Jakarta, Suarabersama – Suasana kawasan Patung Kuda, Jakarta Pusat, pagi hingga siang hari ini dipenuhi oleh lautan mahasiswa dari berbagai perguruan tinggi. Mereka berkumpul dalam aksi unjuk rasa bertajuk “Indonesia Cemas”, sebuah gerakan moral yang menyuarakan keresahan generasi muda terhadap kondisi sosial-politik dan kebijakan negara yang dinilai semakin menjauh dari aspirasi rakyat.
Massa aksi datang membawa spanduk, poster, dan atribut bertema nasionalisme kritis. Sorakan dan orasi silih berganti mengisi jalannya demonstrasi. Tuntutan mereka mencakup isu-isu besar seperti ketidakpastian hukum, pembiaran terhadap krisis sosial, hingga dugaan kembalinya praktik dwifungsi sipil-militer dalam pemerintahan.
Tuntutan Aksi: Dari Reformasi Hukum Hingga Ketimpangan Sosial
Koordinator lapangan dalam orasinya menegaskan bahwa aksi ini bukan sekadar simbolik, tetapi bentuk konkret kegelisahan mahasiswa terhadap kondisi bangsa. Mereka menuntut:
-
Penyelesaian segera terhadap pembahasan RUU KUHAP dan RUU Perampasan Aset
-
Penolakan terhadap revisi buku sejarah yang dinilai manipulatif
-
Penghentian eksploitasi tambang yang merusak lingkungan lokal
-
Penolakan kebijakan moral dan ekonomi yang tidak berpihak pada rakyat kecil
-
Penegasan pemisahan fungsi sipil dan militer dalam praktik pemerintahan
Menurut para mahasiswa, semua isu ini mengarah pada satu inti persoalan: lemahnya keberpihakan pemerintah terhadap rakyat dan makin sempitnya ruang kritik dalam demokrasi.
Aparat Dikerahkan, Pengamanan Dilakukan Persuasif
Untuk mengamankan aksi, sebanyak 1.489 personel gabungan dikerahkan. Aparat tidak dibekali senjata api dan diarahkan menggunakan pendekatan humanis. Seluruh akses menuju kawasan aksi dipantau ketat, namun tetap memberikan ruang bagi mahasiswa menyampaikan aspirasi secara damai.
Polisi mengimbau demonstran untuk tidak terprovokasi, menjaga ketertiban, serta menghindari tindakan yang bisa memicu gesekan dengan pengguna jalan atau masyarakat sekitar.

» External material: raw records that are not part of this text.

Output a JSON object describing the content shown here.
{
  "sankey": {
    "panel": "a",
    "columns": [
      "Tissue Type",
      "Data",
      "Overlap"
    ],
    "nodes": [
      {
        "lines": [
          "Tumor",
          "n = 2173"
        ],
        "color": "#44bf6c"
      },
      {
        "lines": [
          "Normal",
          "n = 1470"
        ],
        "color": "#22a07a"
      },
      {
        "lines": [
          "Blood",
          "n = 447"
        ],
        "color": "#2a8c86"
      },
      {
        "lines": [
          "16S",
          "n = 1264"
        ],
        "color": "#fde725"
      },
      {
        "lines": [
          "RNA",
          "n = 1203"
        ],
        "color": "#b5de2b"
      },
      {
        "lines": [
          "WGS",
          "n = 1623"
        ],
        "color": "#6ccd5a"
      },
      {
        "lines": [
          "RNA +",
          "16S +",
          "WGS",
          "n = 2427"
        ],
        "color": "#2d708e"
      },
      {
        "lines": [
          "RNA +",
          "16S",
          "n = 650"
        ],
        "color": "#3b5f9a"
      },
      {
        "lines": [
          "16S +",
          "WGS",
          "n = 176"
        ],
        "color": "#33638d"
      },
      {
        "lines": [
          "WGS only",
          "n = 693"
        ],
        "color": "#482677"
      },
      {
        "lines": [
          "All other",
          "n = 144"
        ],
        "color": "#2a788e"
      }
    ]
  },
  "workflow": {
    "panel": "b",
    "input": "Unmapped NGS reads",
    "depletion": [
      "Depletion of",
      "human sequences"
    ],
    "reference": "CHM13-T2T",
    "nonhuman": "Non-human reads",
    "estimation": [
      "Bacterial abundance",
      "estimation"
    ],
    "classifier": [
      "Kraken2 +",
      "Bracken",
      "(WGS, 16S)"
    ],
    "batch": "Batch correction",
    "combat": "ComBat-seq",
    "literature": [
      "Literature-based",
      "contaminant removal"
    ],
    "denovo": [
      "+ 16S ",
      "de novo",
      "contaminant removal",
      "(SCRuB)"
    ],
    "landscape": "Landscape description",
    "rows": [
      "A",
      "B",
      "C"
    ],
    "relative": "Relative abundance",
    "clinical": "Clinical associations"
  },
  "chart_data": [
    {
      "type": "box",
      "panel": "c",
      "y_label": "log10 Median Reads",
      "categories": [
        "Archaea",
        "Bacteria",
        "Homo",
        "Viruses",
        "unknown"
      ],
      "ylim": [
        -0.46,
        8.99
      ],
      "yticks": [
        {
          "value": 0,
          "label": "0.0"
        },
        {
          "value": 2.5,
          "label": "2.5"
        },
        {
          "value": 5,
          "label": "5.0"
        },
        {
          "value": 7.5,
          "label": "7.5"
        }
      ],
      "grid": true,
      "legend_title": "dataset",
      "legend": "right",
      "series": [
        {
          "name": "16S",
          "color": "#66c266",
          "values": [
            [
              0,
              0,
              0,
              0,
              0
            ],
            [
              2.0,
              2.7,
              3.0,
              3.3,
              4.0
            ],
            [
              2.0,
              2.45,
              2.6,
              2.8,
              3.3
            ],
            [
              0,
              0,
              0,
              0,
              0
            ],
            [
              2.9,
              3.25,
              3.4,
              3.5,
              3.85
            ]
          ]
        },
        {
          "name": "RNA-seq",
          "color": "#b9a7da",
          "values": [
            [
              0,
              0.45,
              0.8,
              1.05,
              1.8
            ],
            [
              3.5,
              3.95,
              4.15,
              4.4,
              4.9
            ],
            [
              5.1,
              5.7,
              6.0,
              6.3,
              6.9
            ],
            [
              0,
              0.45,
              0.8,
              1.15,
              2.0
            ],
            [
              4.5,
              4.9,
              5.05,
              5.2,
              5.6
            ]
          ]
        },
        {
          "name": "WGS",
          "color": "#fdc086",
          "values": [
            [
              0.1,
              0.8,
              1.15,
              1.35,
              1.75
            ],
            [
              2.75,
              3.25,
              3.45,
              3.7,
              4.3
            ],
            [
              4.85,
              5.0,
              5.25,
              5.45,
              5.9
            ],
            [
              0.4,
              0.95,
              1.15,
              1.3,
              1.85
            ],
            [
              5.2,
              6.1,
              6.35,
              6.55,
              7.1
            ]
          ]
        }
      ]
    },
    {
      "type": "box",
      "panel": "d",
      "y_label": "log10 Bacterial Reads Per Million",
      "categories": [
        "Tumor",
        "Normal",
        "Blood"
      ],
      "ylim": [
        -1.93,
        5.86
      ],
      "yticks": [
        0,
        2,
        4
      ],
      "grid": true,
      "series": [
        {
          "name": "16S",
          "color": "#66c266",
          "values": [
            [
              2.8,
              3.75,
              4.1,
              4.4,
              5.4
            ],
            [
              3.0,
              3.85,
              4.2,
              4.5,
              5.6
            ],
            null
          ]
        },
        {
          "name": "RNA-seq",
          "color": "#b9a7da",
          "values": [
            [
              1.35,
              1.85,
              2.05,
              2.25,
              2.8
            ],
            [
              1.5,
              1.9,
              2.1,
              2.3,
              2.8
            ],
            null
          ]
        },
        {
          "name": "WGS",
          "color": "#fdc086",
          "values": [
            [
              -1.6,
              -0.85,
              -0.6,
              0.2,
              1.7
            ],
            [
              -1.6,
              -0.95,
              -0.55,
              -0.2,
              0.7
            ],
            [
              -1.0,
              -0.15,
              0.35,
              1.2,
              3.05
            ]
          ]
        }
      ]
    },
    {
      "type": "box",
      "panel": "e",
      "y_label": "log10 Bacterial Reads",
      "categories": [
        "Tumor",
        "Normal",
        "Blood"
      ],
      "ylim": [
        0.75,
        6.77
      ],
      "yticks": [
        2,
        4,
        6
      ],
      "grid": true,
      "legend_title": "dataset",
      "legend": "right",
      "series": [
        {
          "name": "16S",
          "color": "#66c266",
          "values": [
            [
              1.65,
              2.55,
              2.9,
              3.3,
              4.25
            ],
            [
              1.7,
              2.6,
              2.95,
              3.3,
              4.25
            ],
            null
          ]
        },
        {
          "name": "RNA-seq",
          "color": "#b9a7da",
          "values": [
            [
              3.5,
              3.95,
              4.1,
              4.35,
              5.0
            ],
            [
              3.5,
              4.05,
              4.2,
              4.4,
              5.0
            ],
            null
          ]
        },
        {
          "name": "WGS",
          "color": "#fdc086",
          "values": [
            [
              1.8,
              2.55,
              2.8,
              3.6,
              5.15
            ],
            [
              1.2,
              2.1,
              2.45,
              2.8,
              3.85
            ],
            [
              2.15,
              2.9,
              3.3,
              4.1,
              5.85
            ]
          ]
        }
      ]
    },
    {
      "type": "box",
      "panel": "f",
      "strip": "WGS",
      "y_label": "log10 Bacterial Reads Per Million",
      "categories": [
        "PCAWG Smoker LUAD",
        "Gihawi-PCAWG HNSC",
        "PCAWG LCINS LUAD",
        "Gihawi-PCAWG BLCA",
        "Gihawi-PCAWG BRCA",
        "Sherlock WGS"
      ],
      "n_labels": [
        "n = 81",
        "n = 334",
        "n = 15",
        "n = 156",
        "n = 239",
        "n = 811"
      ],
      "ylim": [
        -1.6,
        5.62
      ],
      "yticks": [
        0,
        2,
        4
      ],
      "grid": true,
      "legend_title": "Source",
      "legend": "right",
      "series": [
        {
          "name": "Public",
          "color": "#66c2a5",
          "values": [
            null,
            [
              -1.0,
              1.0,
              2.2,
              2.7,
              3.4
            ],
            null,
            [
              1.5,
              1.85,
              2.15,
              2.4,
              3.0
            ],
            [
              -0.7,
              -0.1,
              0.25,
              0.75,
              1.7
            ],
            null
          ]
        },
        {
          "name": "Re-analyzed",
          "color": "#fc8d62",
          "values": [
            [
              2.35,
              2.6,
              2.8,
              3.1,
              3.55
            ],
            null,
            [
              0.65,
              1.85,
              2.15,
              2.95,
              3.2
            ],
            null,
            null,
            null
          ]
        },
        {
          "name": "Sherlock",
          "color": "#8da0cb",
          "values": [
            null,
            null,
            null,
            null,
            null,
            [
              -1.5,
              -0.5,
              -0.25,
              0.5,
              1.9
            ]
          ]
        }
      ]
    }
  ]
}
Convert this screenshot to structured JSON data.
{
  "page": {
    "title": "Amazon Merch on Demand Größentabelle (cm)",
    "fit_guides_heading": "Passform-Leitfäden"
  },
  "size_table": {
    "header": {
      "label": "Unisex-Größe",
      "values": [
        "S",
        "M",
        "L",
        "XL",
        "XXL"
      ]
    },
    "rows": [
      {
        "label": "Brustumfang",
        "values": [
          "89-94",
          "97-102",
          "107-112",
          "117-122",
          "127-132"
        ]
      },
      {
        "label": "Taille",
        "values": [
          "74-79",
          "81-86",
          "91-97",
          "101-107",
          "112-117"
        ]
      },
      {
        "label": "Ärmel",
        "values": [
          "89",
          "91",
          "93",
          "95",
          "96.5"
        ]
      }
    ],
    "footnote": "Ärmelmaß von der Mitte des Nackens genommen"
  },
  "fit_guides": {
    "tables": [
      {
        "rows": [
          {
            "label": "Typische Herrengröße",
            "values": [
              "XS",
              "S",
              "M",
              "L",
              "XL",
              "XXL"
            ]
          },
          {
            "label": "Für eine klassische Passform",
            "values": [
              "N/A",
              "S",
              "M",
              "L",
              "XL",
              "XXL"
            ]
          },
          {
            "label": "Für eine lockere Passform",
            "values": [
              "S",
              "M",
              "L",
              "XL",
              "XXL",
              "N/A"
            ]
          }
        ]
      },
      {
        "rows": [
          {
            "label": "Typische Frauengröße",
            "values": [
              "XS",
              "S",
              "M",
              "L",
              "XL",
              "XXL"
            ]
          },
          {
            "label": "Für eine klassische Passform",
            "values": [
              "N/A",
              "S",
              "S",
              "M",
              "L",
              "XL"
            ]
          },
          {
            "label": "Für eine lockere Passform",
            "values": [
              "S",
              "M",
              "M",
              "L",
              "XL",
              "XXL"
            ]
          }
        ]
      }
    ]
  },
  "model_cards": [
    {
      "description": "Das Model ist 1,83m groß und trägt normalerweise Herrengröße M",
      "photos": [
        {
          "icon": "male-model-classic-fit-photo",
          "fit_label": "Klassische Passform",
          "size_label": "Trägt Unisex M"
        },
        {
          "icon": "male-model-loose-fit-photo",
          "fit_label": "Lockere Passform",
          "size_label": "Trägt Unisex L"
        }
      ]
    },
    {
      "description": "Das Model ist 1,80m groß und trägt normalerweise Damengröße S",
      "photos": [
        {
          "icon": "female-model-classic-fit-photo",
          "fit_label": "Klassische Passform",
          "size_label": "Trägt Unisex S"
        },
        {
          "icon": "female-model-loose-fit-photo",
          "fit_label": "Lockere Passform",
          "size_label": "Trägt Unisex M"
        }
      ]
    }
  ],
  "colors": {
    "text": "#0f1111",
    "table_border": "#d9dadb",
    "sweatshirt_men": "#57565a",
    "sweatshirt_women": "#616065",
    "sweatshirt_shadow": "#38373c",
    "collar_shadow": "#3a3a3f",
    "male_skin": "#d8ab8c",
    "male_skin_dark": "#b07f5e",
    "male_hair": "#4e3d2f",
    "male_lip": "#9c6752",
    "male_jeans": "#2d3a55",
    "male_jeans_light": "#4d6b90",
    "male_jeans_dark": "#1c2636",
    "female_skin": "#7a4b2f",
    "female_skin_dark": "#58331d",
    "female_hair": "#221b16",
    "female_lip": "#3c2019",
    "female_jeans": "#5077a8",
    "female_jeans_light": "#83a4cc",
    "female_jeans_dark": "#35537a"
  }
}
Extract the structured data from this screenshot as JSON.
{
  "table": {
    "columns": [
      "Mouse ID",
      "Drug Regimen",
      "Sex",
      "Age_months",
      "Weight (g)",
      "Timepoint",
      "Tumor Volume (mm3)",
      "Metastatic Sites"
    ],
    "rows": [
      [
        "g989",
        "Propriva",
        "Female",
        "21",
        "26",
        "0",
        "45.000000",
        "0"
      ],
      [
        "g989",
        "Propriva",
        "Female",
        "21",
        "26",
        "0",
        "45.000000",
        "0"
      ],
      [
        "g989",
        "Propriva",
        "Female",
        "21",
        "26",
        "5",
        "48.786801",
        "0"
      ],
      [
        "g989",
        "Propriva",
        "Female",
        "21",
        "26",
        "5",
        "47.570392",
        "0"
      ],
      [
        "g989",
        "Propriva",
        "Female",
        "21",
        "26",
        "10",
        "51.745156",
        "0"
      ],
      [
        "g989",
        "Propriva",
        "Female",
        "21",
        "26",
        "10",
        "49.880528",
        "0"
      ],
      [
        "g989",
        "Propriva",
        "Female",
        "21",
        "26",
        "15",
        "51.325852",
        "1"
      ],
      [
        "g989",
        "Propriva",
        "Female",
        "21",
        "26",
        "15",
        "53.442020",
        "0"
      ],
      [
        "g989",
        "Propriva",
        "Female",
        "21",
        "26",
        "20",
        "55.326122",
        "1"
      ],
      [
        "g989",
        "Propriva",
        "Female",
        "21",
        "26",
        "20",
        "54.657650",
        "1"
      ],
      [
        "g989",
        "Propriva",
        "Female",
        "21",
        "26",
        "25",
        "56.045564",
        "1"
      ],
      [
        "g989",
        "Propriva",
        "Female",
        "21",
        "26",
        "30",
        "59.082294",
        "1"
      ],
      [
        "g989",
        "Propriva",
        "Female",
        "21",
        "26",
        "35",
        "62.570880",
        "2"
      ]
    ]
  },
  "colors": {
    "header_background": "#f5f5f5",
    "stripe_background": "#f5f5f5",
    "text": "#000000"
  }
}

Respons Pemerintah dan Harapan Aksi
Beberapa perwakilan legislatif menyatakan kesiapannya untuk menerima perwakilan mahasiswa dalam dialog terbuka. Namun, hingga saat ini belum ada tanggapan resmi dari pemerintah pusat terkait tuntutan yang disampaikan.
Di sisi lain, berbagai organisasi masyarakat sipil mendukung aksi ini sebagai bentuk keberanian generasi muda dalam menyuarakan kebenaran. Mereka mengingatkan bahwa suara mahasiswa harus dijadikan cermin evaluasi kebijakan nasional, bukan dianggap sebagai gangguan ketertiban.
Kesimpulan: Indonesia Cemas, Demokrasi Diuji
Aksi “Indonesia Cemas” mencerminkan semangat mahasiswa yang masih menyala dalam memperjuangkan keadilan sosial dan integritas demokrasi. Seruan moral ini menjadi pengingat bahwa di tengah kemajuan infrastruktur dan teknologi, bangsa ini masih dihadapkan pada persoalan klasik: kesenjangan, ketimpangan, dan ketertutupan terhadap kritik.
Jika tidak segera dijawab dengan kebijakan yang berpihak, suara mahasiswa ini bisa menjadi gelombang awal dari tekanan publik yang lebih besar. Demokrasi hidup dari partisipasi, dan hari ini mahasiswa kembali mengambil peran itu di garis depan.